RFID involves many security aspects, from encrypted storage on the tag to secure radio protocols or password protection of tags. For many application scenarios, we need to provide practical and secure solutions before we can expect RFID use to increase.
Including sensors in passively powered tags seems a promising research area. Similarly, including more computational capabilities will improve the possibilities for deployments. This will require further research on all levels, from hardware development to applications.
Few sensor networks are installed beyond the research community, and there's little experience with real-world applications that have larger deployments.
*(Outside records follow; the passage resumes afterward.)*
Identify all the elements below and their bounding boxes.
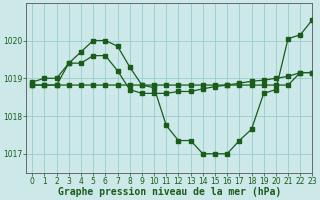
X-axis label: Graphe pression niveau de la mer (hPa): Graphe pression niveau de la mer (hPa) bbox=[58, 187, 281, 197]
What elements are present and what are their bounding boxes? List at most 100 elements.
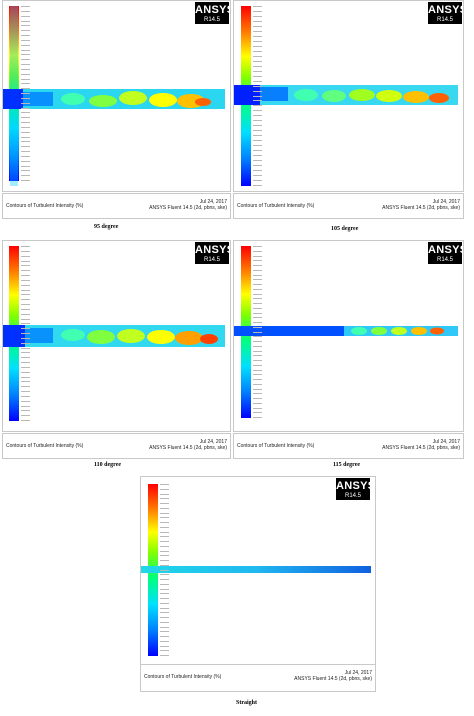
colorbar-tick-mark (253, 274, 262, 276)
colorbar-tick-mark (160, 550, 169, 552)
colorbar-tick-mark (21, 357, 30, 359)
colorbar-tick-mark (21, 366, 30, 368)
colorbar-tick-mark (160, 503, 169, 504)
colorbar-tick-mark (253, 407, 262, 409)
colorbar-tick-mark (253, 30, 262, 32)
plot-footer: Contours of Turbulent Intensity (%) Jul … (2, 193, 231, 219)
colorbar-tick-mark (21, 250, 30, 252)
ansys-logo: ANSYS R14.5 (336, 478, 376, 500)
colorbar-tick-mark (253, 175, 262, 177)
colorbar-tick-mark (21, 289, 30, 291)
colorbar-tick-mark (21, 64, 30, 65)
colorbar-tick-mark (160, 640, 169, 642)
colorbar-tick-mark (21, 83, 30, 85)
colorbar-tick-mark (21, 308, 30, 310)
colorbar-tick-mark (160, 631, 169, 633)
colorbar-tick-mark (21, 49, 30, 51)
colorbar-tick-mark (253, 20, 262, 22)
colorbar-tick-mark (253, 165, 262, 167)
contour-title: Contours of Turbulent Intensity (%) (237, 203, 315, 209)
contour-drawing (234, 246, 458, 418)
colorbar-tick-mark (21, 260, 30, 262)
colorbar-tick-mark (253, 10, 262, 12)
colorbar-tick-mark (253, 155, 262, 157)
colorbar-tick-mark (21, 35, 30, 36)
colorbar-tick-mark (21, 78, 30, 80)
colorbar-tick-mark (253, 75, 262, 77)
colorbar-tick-mark (21, 415, 30, 417)
colorbar-tick-mark (253, 374, 262, 376)
colorbar-tick-mark (253, 85, 262, 87)
colorbar-tick-mark (21, 59, 30, 61)
colorbar-tick-mark (160, 493, 169, 495)
colorbar-tick-mark (21, 371, 30, 373)
colorbar-tick-mark (21, 265, 30, 267)
colorbar-ticks (21, 6, 37, 181)
colorbar-tick-mark (253, 345, 262, 347)
colorbar-tick-mark (253, 388, 262, 390)
contour-drawing (141, 484, 371, 656)
colorbar-tick-mark (253, 284, 262, 285)
colorbar-tick-mark (253, 360, 262, 361)
colorbar-tick-mark (253, 60, 262, 62)
colorbar-ticks (253, 246, 269, 418)
colorbar-tick-mark (160, 574, 169, 576)
colorbar-tick-mark (253, 279, 262, 281)
colorbar-tick-mark (21, 155, 30, 157)
colorbar-tick-mark (21, 68, 30, 70)
colorbar-tick-mark (253, 145, 262, 147)
plot-date: Jul 24, 2017 (199, 199, 227, 205)
colorbar-tick-mark (253, 70, 262, 72)
colorbar-tick-mark (253, 65, 262, 67)
colorbar-tick-mark (160, 545, 169, 547)
colorbar-tick-mark (160, 655, 169, 656)
colorbar-tick-mark (21, 391, 30, 392)
colorbar-tick-mark (253, 35, 262, 37)
colorbar-tick-mark (21, 333, 30, 334)
contour-plot: ANSYS R14.5 (233, 0, 464, 192)
plot-footer: Contours of Turbulent Intensity (%) Jul … (233, 193, 464, 219)
plot-date: Jul 24, 2017 (199, 439, 227, 445)
colorbar-tick-mark (21, 304, 30, 305)
colorbar-tick-mark (21, 395, 30, 397)
colorbar-tick-mark (253, 135, 262, 137)
colorbar-tick-mark (160, 602, 169, 604)
colorbar-tick-mark (253, 312, 262, 314)
plot-footer: Contours of Turbulent Intensity (%) Jul … (140, 664, 376, 692)
colorbar-tick-mark (160, 569, 169, 571)
contour-plot: ANSYS R14.5 (2, 240, 231, 432)
colorbar-tick-mark (160, 607, 169, 609)
colorbar-tick-mark (253, 260, 262, 262)
colorbar-tick-mark (160, 484, 169, 485)
colorbar-tick-mark (253, 379, 262, 380)
colorbar-tick-mark (21, 54, 30, 56)
colorbar-tick-mark (253, 369, 262, 371)
panel-caption: 105 degree (331, 226, 359, 232)
colorbar-tick-mark (21, 352, 30, 354)
colorbar-tick-mark (160, 564, 169, 566)
colorbar-tick-mark (160, 507, 169, 509)
colorbar-tick-mark (21, 275, 30, 276)
colorbar-tick-mark (253, 90, 262, 92)
contour-title: Contours of Turbulent Intensity (%) (6, 203, 84, 209)
panel-caption: Straight (236, 700, 257, 706)
colorbar-tick-mark (21, 15, 30, 17)
colorbar-tick-mark (253, 269, 262, 271)
colorbar-tick-mark (253, 322, 262, 323)
colorbar-tick-mark (21, 131, 30, 133)
colorbar-tick-mark (253, 364, 262, 366)
colorbar-tick-mark (253, 100, 262, 102)
ansys-logo: ANSYS R14.5 (195, 242, 231, 264)
colorbar-tick-mark (253, 105, 262, 107)
colorbar-tick-mark (160, 626, 169, 628)
colorbar-tick-mark (253, 120, 262, 122)
colorbar-ticks (160, 484, 176, 656)
colorbar-tick-mark (21, 381, 30, 383)
solver-info: ANSYS Fluent 14.5 (2d, pbns, ske) (149, 445, 227, 451)
colorbar-tick-mark (253, 317, 262, 319)
colorbar-tick-mark (21, 146, 30, 148)
colorbar-tick-mark (253, 402, 262, 404)
colorbar-tick-mark (160, 650, 169, 652)
colorbar-tick-mark (21, 25, 30, 27)
colorbar-tick-mark (160, 517, 169, 519)
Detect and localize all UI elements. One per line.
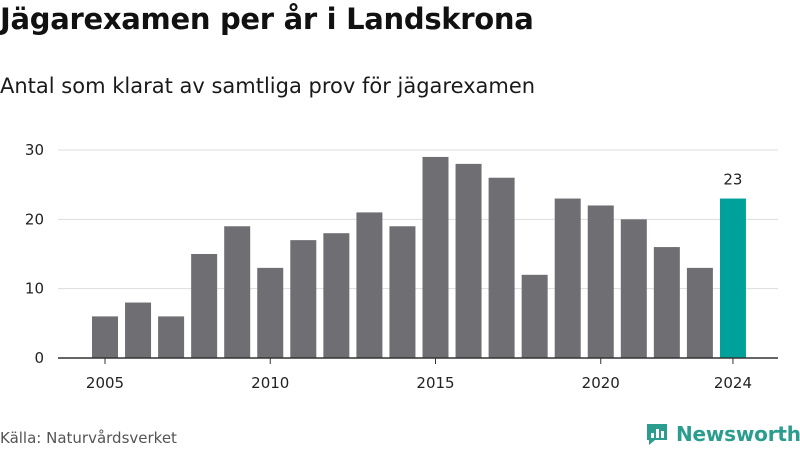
chart-title: Jägarexamen per år i Landskrona — [0, 2, 534, 36]
brand-name: Newsworthy — [676, 422, 800, 446]
bar — [587, 205, 614, 358]
bar — [323, 233, 350, 358]
x-tick-label: 2020 — [582, 374, 620, 392]
newsworthy-logo-icon — [647, 424, 667, 445]
data-label: 23 — [723, 171, 742, 189]
bar — [290, 240, 317, 358]
y-tick-label: 10 — [25, 280, 44, 298]
x-tick-label: 2015 — [416, 374, 454, 392]
bar — [422, 156, 449, 358]
bar — [554, 198, 581, 358]
bar — [158, 316, 185, 358]
bar — [653, 247, 680, 358]
x-tick-label: 2024 — [714, 374, 752, 392]
bar — [257, 267, 284, 358]
bar-highlight — [719, 198, 746, 358]
bar — [620, 219, 647, 358]
bar — [125, 302, 152, 358]
brand-logo: Newsworthy — [644, 421, 800, 447]
bar — [686, 267, 713, 358]
x-tick-label: 2010 — [251, 374, 289, 392]
y-tick-label: 30 — [25, 141, 44, 159]
bar — [356, 212, 383, 358]
x-tick-label: 2005 — [86, 374, 124, 392]
bar — [488, 177, 515, 358]
source-note: Källa: Naturvårdsverket — [0, 429, 177, 447]
bar — [521, 274, 548, 358]
chart-subtitle: Antal som klarat av samtliga prov för jä… — [0, 74, 536, 98]
bar — [389, 226, 416, 358]
bar — [191, 254, 218, 358]
y-tick-label: 0 — [34, 349, 44, 367]
bar — [224, 226, 251, 358]
bar — [92, 316, 118, 358]
y-tick-label: 20 — [25, 210, 44, 228]
bar-chart: 0 10 20 30 23 2005 2010 2015 2020 2024 — [25, 141, 778, 392]
bar — [455, 163, 482, 358]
The following are four essential research challenges whose solution might ease the path to deployment.
The design of flexible systems is essential from both the economic and rapid-development standpoints. System designers should allow flexibility in the placement and use of sensors, especially in regard to processing, memory, communication, and energy resources.
Because we have a heterogeneous market and many different companies specializing in sensors, it's important that at least on a high communication layer, systems can interact. So, we need to specify higher-level communication with regard to semantics, syntax, and carrier.
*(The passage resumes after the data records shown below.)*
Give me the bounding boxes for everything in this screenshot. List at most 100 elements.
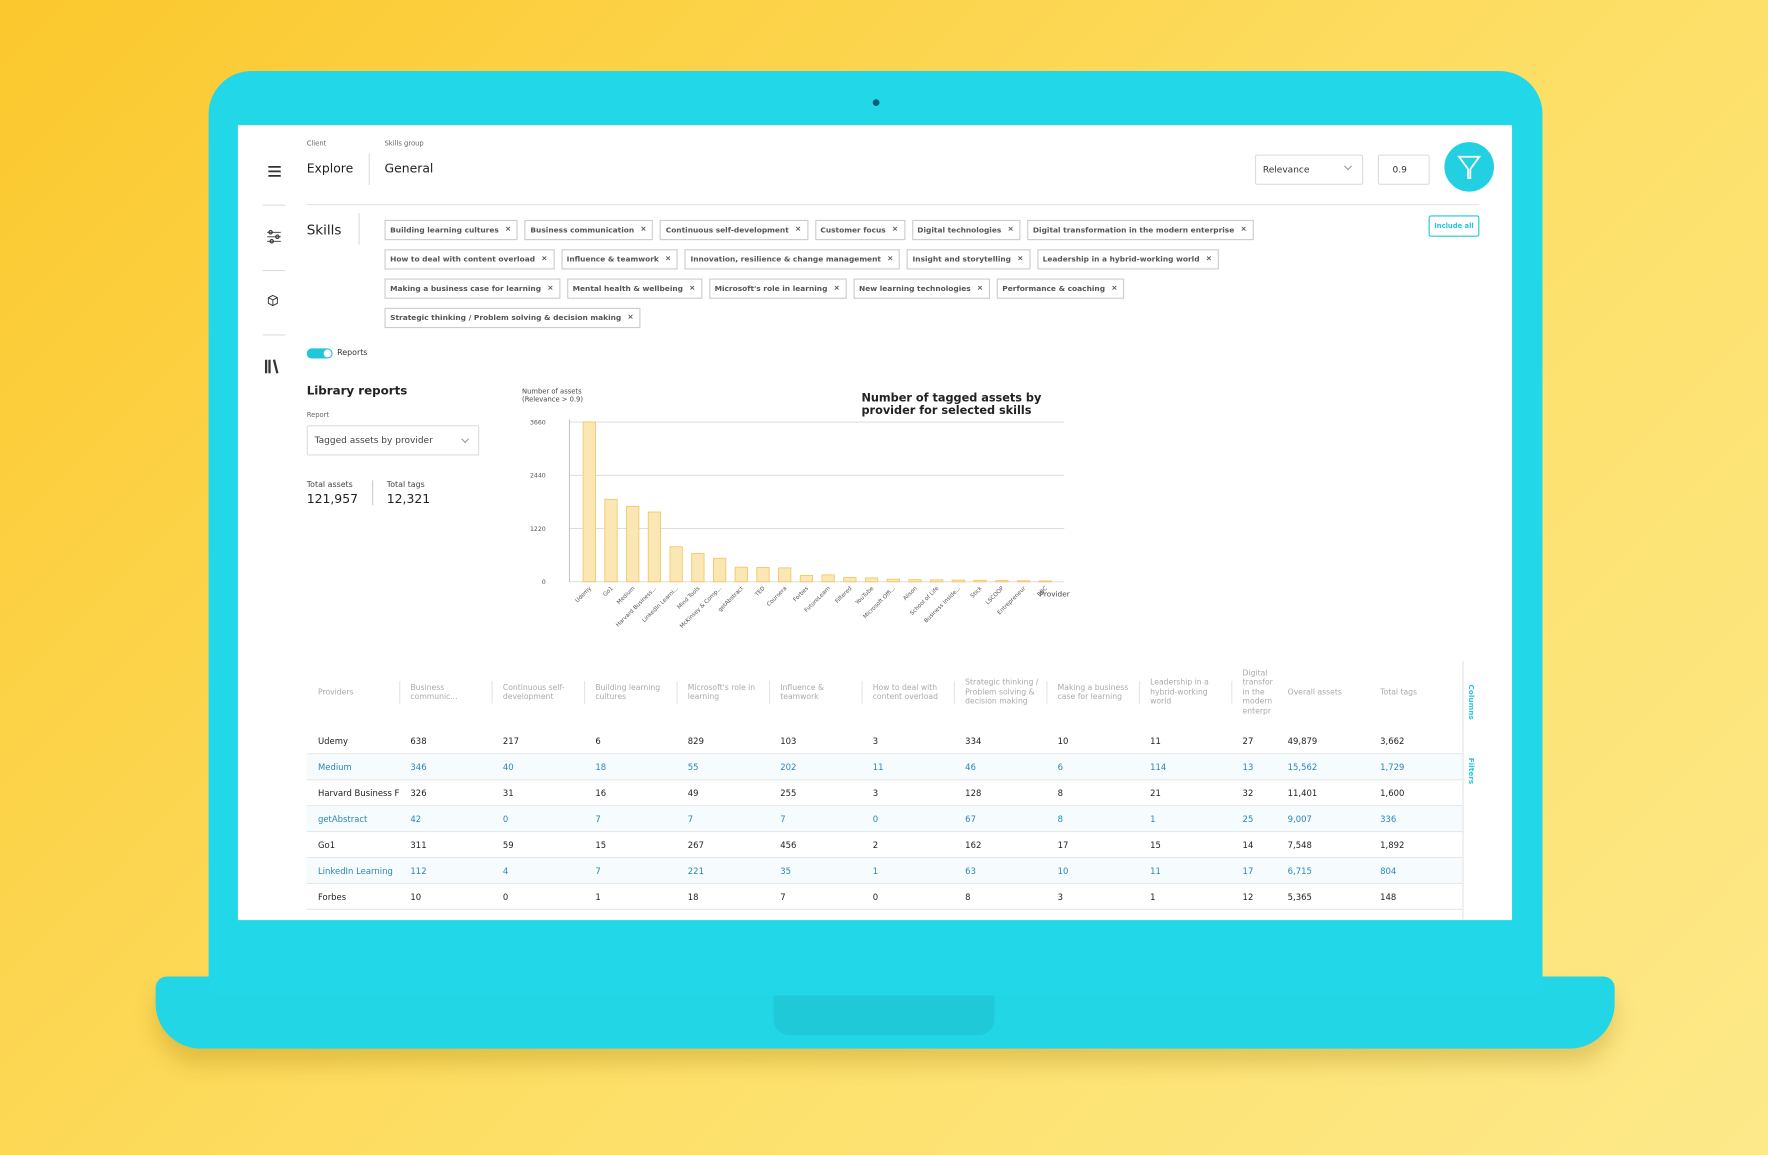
group-label: Skills group [384, 139, 424, 148]
library-title: Library reports [306, 384, 408, 399]
skill-tag[interactable]: Leadership in a hybrid-working world [1036, 249, 1219, 270]
table-cell: 8 [1057, 814, 1064, 825]
table-row[interactable] [306, 884, 1463, 910]
skill-tag[interactable]: Innovation, resilience & change manageme… [684, 249, 901, 270]
column-header[interactable]: Digital transfor in the modern enterpr [1242, 668, 1273, 716]
column-header[interactable]: Providers [317, 687, 354, 697]
skill-tag[interactable]: Insight and storytelling [906, 249, 1031, 270]
skill-tag[interactable]: Influence & teamwork [560, 249, 679, 270]
table-cell: 7 [595, 814, 601, 825]
side-tab[interactable]: Filters [1466, 757, 1476, 785]
y-tick-label: 1220 [530, 526, 546, 533]
table-cell: 7 [687, 814, 694, 825]
table-cell: 1 [595, 891, 601, 903]
y-tick-label: 0 [542, 579, 546, 586]
table-cell: LinkedIn Learning [317, 865, 393, 877]
column-header[interactable]: Making a business case for learning [1057, 682, 1129, 702]
table-cell: 7 [780, 814, 786, 825]
chart-title: Number of tagged assets by provider for … [861, 392, 1042, 418]
skill-tag[interactable]: How to deal with content overload [384, 249, 555, 270]
skill-tag[interactable]: Mental health & wellbeing [566, 278, 703, 299]
bar [908, 579, 922, 583]
table-cell: 148 [1380, 891, 1397, 903]
column-header[interactable]: Total tags [1380, 687, 1418, 697]
bar [778, 567, 792, 583]
side-tab[interactable]: Columns [1466, 684, 1476, 720]
sort-select[interactable]: Relevance [1254, 154, 1364, 185]
column-header[interactable]: Influence & teamwork [780, 682, 824, 702]
skill-tag[interactable]: Building learning cultures [384, 219, 518, 241]
skill-tag[interactable]: Performance & coaching [996, 278, 1125, 299]
header-separator [953, 681, 956, 704]
column-header[interactable]: Business communic... [410, 682, 458, 702]
x-tick-label: Udemy [575, 585, 594, 604]
threshold[interactable]: 0.9 [1377, 154, 1430, 185]
table-cell: Harvard Business F [317, 788, 400, 799]
skill-tag[interactable]: Digital transformation in the modern ent… [1027, 219, 1254, 241]
table-row[interactable] [306, 858, 1463, 884]
table-row[interactable] [306, 780, 1463, 807]
table-cell: 1 [1150, 891, 1156, 903]
logo-button[interactable] [1444, 142, 1495, 192]
table-cell: 334 [965, 736, 982, 747]
x-tick-label: Filtered [835, 585, 854, 604]
table-cell: 0 [872, 814, 879, 825]
table-cell: 112 [410, 865, 427, 877]
column-header[interactable]: Building learning cultures [595, 682, 661, 702]
table-cell: 55 [687, 762, 699, 773]
skill-tag[interactable]: Business communication [524, 219, 654, 241]
table-cell: Udemy [317, 736, 348, 747]
bar [930, 579, 944, 583]
client[interactable]: Explore [306, 161, 354, 176]
report-label: Report [306, 411, 330, 420]
chart-y-label: Number of assets (Relevance > 0.9) [522, 387, 583, 404]
table-cell: 3 [872, 788, 879, 799]
bar [995, 580, 1009, 583]
include-all[interactable]: Include all [1428, 215, 1480, 237]
client-label: Client [306, 139, 327, 148]
column-header[interactable]: Overall assets [1287, 687, 1342, 697]
group[interactable]: General [384, 161, 434, 176]
total-tags: 12,321 [386, 491, 431, 507]
table-cell: 6,715 [1287, 865, 1312, 877]
bar [691, 553, 705, 583]
funnel-icon [1457, 155, 1482, 180]
skill-tag[interactable]: New learning technologies [853, 278, 990, 299]
skill-tag[interactable]: Customer focus [814, 219, 905, 241]
table-cell: 12 [1242, 891, 1254, 903]
table-cell: 11 [872, 762, 884, 773]
side-bar [1462, 660, 1464, 921]
column-header[interactable]: How to deal with content overload [872, 682, 938, 702]
sidebar-svg [262, 166, 286, 374]
table-row[interactable] [306, 728, 1463, 755]
column-header[interactable]: Strategic thinking / Problem solving & d… [965, 677, 1039, 707]
table-cell: 217 [502, 736, 520, 747]
column-header[interactable]: Continuous self-development [502, 682, 565, 702]
column-header[interactable]: Leadership in a hybrid-working world [1150, 677, 1209, 707]
skill-tag[interactable]: Strategic thinking / Problem solving & d… [384, 307, 641, 329]
report-select[interactable]: Tagged assets by provider [306, 425, 480, 456]
table-cell: 15 [595, 840, 607, 851]
skill-tag[interactable]: Making a business case for learning [384, 278, 561, 299]
skill-tag[interactable]: Microsoft's role in learning [708, 278, 847, 299]
table-cell: Forbes [317, 891, 347, 903]
table-row[interactable] [306, 754, 1463, 781]
table-cell: 42 [410, 814, 422, 825]
table-cell: 15 [1150, 840, 1161, 851]
table-cell: 638 [410, 736, 427, 747]
table-cell: 13 [1242, 762, 1254, 773]
table-cell: 27 [1242, 736, 1254, 747]
toggle[interactable] [306, 348, 333, 359]
table-cell: 2 [872, 840, 879, 851]
table-cell: 267 [687, 840, 704, 851]
column-header[interactable]: Microsoft's role in learning [687, 682, 756, 702]
table-cell: 326 [410, 788, 427, 799]
x-tick-label: LSCOOP [985, 585, 1006, 606]
skill-tag[interactable]: Continuous self-development [660, 219, 808, 241]
header-separator [768, 681, 771, 704]
table-row[interactable] [306, 806, 1463, 833]
total-assets: 121,957 [306, 491, 358, 507]
table-row[interactable] [306, 832, 1463, 859]
header-separator [1231, 681, 1233, 704]
skill-tag[interactable]: Digital technologies [911, 219, 1021, 241]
During deployment, system management and configuration often becomes a major concern and a significant cost factor. Consequently, we need to investigate dynamic resource management and minimal (or zero) configuration.
As sensor network technologies mature, research on potential application areas and business cases becomes more important. But this area has seen little research so far. We need to assess real-world applications and business. In addition, research from areas other than computer science, such as marketing, business, and electrical engineering, can provide important input.
As the workshop demonstrated, applied pervasive technologies have great potential. Many technologies will soon mature and provide great opportunities for enhancing processes in industry areas beyond logistics. However, we need to resolve many technical and cooperation issues. Pervasive technologies seem to generate the most benefit when they're tailored to specific contexts. It's also clear that, regardless of technologies and application scenarios, user acceptance is essential; we need to take it into account from the beginning to ensure successful deployment.
We thank all the workshop authors and participants for the fruitful discussion and valuable input for this article. All papers are part of the Proceedings of the Pervasive 2006 Workshop Pervasive Technology Applied—Real-World Experiences with RFID and Sensor Networks; most are available at www.hcilab.org/events/pta2006/proceedings.htm.